Within the current rules KERS energy usage is covered by article 5.2.3, which states “The maximum power, in or out, of any KERS must not exceed 60kW. Energy released from the KERS may not exceed 400kJ in any one lap.” Although the FIA have the cars electronics controlled and monitored by the Standard ECU (SECU), this requires a method to control the energy passing in and out of the KERS.
For 2012 a new homologated sensor is fitted to all cars running KERS (Marussia and HRT did not run KERS) as part of the FIA SECU Package. Isabellenhütte’s IVT-F “integrated current sensor” controls the quantity of power supplied by KERS and aims to ensure that teams will not use KERS to break the rules.
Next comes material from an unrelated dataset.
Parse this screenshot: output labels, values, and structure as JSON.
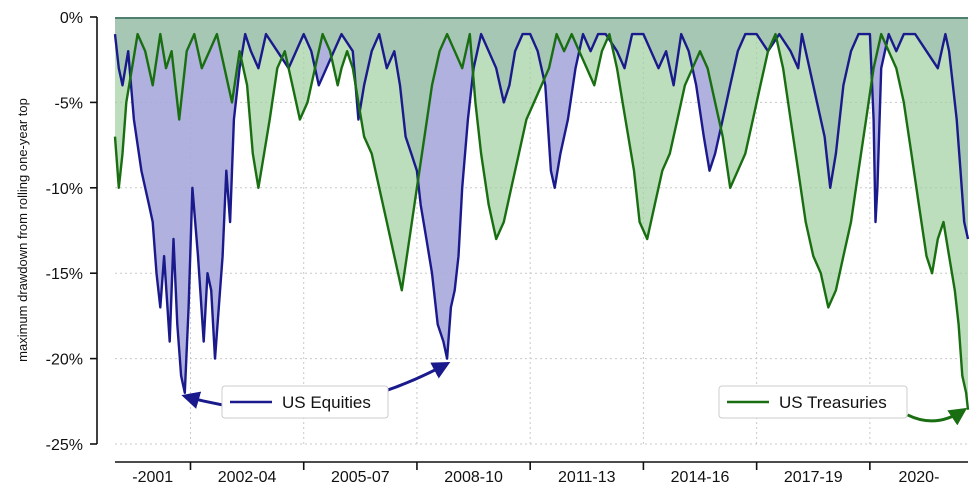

It took just two months to develop the modules and they are specifically designed for use in Formula 1.
As the current levels in F1 KERS are so high, a special inline measurement device is hard to develop. A Shunt based measurement system has been used. A shunt is simply a very accurate resistor, placed in series with the circuit being measured. The current passing through the Shunt is smaller than the main circuit in proportionally to their relative resistance. Even small workshop electrical Multi-meters use this method to measure current.
The sensor fits in the power cabling between the MGU and the Power Control Hardware.
Being able to measure the current accurate provides an input to the SECU, As the SECU Data channels are available to the teams and the FIA both parties can use the data for their own purposes. The teams use it to maximise their use of KERS and the FIA use it to ensure teams do not over use KERS.
With the current KERS formula continuing into next year and completely new Energy Recovery Systems being introduced the year after, Isabellenhütte have commented “We are already working on sensors for the 2013 and 2014 Formula 1 seasons.”